Washington Market Tavern: A Restaurant Four Generations in the Making
Though Washington Market Tavern (41 Murray Street; 646-964-4860) is not even two weeks old, its relationship to Tribeca goes back decades -- and not just because it's located in a landmark building. Owner Eric Schwimmer's great grandfather and grandfather operated a stall in the old Washington Market, a burgeoning scene of commerce that represented the largest fruit and produce exchange in America during the 1940s. In 1977, Schwimmer's family opened local bar and grill Mudville 9. That makes Schwimmer a fourth generation Tribecan.
Schwimmer was trained by his father, and he's worked just about every job imaginable in the restaurant industry. "If you want to be in the restaurant business, learn how to use a mop and learn how to fix things," he advises.
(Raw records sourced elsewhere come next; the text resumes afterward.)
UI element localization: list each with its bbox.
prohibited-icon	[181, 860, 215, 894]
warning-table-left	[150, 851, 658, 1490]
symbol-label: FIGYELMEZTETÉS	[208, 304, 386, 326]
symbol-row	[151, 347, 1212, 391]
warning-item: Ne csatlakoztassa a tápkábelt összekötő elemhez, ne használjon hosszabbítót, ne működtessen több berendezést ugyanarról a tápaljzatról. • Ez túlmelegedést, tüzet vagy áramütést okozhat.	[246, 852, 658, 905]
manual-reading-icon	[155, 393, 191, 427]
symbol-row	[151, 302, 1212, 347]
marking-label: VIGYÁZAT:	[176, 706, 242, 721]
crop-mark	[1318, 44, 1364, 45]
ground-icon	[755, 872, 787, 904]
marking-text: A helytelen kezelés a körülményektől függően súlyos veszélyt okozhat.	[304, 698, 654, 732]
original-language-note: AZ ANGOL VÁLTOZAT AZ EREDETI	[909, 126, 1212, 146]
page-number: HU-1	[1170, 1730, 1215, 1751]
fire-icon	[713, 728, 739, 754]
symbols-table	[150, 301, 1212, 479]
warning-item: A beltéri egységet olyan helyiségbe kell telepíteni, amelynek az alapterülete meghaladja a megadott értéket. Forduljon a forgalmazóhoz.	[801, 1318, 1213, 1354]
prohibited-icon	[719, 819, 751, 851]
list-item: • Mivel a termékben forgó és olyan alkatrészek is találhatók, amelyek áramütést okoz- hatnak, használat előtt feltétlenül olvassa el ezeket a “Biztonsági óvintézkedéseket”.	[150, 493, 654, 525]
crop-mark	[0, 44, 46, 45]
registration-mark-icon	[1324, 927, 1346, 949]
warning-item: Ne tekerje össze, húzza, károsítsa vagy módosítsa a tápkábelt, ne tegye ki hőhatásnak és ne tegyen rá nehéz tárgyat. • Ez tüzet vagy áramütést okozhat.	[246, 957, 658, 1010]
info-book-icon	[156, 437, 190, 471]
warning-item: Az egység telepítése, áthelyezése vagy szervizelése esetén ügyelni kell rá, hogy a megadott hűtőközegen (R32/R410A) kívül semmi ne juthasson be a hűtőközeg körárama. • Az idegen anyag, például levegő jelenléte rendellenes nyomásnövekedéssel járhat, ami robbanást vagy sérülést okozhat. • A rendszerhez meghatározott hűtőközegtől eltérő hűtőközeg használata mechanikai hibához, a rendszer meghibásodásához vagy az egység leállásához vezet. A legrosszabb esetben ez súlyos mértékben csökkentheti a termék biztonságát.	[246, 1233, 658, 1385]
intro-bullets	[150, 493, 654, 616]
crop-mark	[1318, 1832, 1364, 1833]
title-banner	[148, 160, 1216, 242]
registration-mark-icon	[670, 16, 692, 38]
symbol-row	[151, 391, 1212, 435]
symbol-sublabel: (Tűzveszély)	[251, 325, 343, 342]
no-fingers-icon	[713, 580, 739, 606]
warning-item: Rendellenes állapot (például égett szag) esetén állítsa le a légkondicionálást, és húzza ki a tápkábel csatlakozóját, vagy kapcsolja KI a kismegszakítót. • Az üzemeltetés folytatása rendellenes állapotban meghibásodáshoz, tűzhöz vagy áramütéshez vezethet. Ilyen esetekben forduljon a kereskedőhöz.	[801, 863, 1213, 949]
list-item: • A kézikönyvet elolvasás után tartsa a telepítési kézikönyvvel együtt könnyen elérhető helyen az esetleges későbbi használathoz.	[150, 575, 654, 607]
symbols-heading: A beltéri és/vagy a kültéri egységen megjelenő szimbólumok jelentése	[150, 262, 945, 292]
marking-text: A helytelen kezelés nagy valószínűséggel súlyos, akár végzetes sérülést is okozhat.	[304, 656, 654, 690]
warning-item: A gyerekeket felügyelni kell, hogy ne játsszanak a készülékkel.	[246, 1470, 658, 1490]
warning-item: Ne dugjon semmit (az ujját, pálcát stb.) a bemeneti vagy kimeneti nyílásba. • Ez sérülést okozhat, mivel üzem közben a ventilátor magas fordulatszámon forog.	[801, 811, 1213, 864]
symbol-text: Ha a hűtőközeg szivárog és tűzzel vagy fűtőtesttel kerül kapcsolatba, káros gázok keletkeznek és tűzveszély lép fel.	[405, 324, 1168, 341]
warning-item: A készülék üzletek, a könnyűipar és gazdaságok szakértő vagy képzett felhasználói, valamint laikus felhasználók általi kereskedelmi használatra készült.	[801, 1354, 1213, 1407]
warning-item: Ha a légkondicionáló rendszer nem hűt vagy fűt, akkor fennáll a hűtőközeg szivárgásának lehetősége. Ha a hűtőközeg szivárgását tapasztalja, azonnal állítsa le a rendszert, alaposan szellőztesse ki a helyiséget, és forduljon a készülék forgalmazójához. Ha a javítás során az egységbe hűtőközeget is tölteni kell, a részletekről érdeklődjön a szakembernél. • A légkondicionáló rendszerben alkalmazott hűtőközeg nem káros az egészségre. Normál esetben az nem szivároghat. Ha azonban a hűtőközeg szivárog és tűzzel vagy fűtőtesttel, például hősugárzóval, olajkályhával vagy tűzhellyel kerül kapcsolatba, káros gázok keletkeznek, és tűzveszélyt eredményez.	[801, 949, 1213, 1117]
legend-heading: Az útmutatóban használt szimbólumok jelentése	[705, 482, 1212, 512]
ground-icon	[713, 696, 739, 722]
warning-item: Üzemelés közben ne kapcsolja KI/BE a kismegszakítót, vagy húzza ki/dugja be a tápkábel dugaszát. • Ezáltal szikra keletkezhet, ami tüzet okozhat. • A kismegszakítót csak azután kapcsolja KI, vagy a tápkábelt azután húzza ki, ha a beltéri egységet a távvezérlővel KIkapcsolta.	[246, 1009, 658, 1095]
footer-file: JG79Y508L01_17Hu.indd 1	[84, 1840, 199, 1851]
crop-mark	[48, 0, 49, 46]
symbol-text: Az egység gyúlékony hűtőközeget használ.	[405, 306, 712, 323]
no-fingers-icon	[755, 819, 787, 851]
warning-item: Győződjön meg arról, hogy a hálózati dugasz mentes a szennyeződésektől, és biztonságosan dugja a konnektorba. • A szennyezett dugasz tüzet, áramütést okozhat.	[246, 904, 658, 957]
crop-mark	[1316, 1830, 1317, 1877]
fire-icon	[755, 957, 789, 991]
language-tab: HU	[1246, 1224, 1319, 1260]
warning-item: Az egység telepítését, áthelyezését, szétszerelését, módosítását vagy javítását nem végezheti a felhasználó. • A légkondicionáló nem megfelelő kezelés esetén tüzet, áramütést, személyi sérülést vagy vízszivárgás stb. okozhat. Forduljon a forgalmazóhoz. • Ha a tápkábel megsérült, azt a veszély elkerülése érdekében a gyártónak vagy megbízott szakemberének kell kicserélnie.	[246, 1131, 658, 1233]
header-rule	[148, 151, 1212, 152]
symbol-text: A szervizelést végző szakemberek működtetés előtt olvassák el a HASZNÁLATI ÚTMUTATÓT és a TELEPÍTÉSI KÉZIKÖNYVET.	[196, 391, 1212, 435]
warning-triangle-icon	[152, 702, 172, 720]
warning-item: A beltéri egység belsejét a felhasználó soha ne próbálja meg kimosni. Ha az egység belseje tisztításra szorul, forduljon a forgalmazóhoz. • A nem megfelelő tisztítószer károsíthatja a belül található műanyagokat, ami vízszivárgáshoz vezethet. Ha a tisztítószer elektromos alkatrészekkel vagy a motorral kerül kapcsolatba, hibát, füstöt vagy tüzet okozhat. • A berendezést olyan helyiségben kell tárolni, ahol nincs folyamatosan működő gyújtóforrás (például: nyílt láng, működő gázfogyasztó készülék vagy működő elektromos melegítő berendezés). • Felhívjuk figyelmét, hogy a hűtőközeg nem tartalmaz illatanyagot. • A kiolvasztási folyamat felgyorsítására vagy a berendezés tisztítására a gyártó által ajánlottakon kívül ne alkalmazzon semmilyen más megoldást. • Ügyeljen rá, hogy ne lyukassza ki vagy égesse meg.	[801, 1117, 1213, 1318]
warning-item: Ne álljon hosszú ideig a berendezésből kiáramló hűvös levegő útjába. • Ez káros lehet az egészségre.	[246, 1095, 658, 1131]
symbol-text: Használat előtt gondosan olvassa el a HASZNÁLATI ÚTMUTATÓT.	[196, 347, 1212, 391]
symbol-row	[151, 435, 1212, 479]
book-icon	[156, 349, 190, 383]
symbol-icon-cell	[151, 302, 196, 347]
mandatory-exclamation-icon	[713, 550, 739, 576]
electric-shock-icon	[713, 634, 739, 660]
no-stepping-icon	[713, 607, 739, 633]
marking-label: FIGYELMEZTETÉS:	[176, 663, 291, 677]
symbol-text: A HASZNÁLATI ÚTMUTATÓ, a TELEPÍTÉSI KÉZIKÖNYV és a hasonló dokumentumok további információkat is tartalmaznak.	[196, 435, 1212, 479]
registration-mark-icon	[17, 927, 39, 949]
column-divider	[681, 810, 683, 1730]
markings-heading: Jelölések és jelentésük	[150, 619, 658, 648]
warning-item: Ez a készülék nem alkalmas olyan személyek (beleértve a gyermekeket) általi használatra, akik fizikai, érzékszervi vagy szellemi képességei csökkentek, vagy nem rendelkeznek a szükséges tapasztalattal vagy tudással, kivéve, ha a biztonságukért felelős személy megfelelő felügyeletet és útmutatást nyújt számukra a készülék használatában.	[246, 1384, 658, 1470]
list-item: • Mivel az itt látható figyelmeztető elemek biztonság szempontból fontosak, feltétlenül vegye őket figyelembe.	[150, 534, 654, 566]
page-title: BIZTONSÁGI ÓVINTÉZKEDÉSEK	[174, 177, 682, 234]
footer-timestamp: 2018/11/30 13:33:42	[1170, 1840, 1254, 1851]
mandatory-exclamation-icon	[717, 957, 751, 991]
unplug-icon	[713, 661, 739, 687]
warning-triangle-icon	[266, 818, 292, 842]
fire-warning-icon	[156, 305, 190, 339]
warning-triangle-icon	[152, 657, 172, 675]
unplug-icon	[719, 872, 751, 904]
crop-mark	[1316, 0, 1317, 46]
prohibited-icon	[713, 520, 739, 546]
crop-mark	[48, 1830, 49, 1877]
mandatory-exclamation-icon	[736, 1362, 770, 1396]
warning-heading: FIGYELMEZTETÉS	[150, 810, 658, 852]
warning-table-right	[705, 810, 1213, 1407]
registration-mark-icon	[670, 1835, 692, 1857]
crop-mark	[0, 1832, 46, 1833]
Schwimmer's ability to fix things helped him with the build out of his new space, where the plumbing, electricity, and HVAC systems were all replaced, not to mention the entire interior of the three floor establishment. Only a brass railing remains of 41 Murray Street's former life, a reminder of what Schwimmer calls a "mom and pop land" left behind so he could execute his vision. You might now call the decor "tavern chic." Six wraparound booths with white cushions sit across from the long polished wooden bar, while the middle of the floor is filled with high bar stools and tables for four. Diners can chat up the bartenders and charge their phone at the same time -- there are built in stations tucked away throughout the restaurant.
Towards the back, a small staircase leads to a bright dining room illuminated by rays from a skylight. There's also a downstairs lounge, and Schwimmer plans to feature a cocktail series with different in-house bartenders in addition to hosting private parties and events. The downstairs lounge is also open for regular service for those looking for a dark and romantic hideaway.
As for the menu, the tavern deals in dishes for a casual setting that revolve around French culinary technique. Schwimmer cites Minetta Tavern as an inspiration, albeit his place has a more American focus. "This is how I like to eat," he says. "That's why I made this menu...you eat this food you're not coming out of here bloated."
Schwimmer tapped veteran chef Aksel Theilkuhl to run the show; Theilkuhl cooked under renowned chefs like Laurent Tourondel. The seasonal menu is broken up into four categories (Raw, Garden, Ocean, and Farm) and includes options for veggie lovers, like Blooming Hill Farms carrots, cooked multiple ways. The chef is also turning out lamb tartare, fava bean ravioli, and Maine lobster, and he plans to roll out a market board menu, which will include a burger, charcuterie, and, potentially, flatbreads, with everything based on seasonality.
"Vegetables are definitely a driving factor for me right now," says Theilkuhl of his menu. "A lot of people come to restaurants and don't necessarily think, let me have an entire dish driven by vegetables. I'm kind of hoping to change that a little bit. Vegetables have a bad wrap in a sense because I feel like a lot of restaurants or places in general don't understand the process behind how to cook vegetables properly."
That philosophy is applied to all four food categories as well as artisanal cocktails, on the drinks list in addition to wine and beer.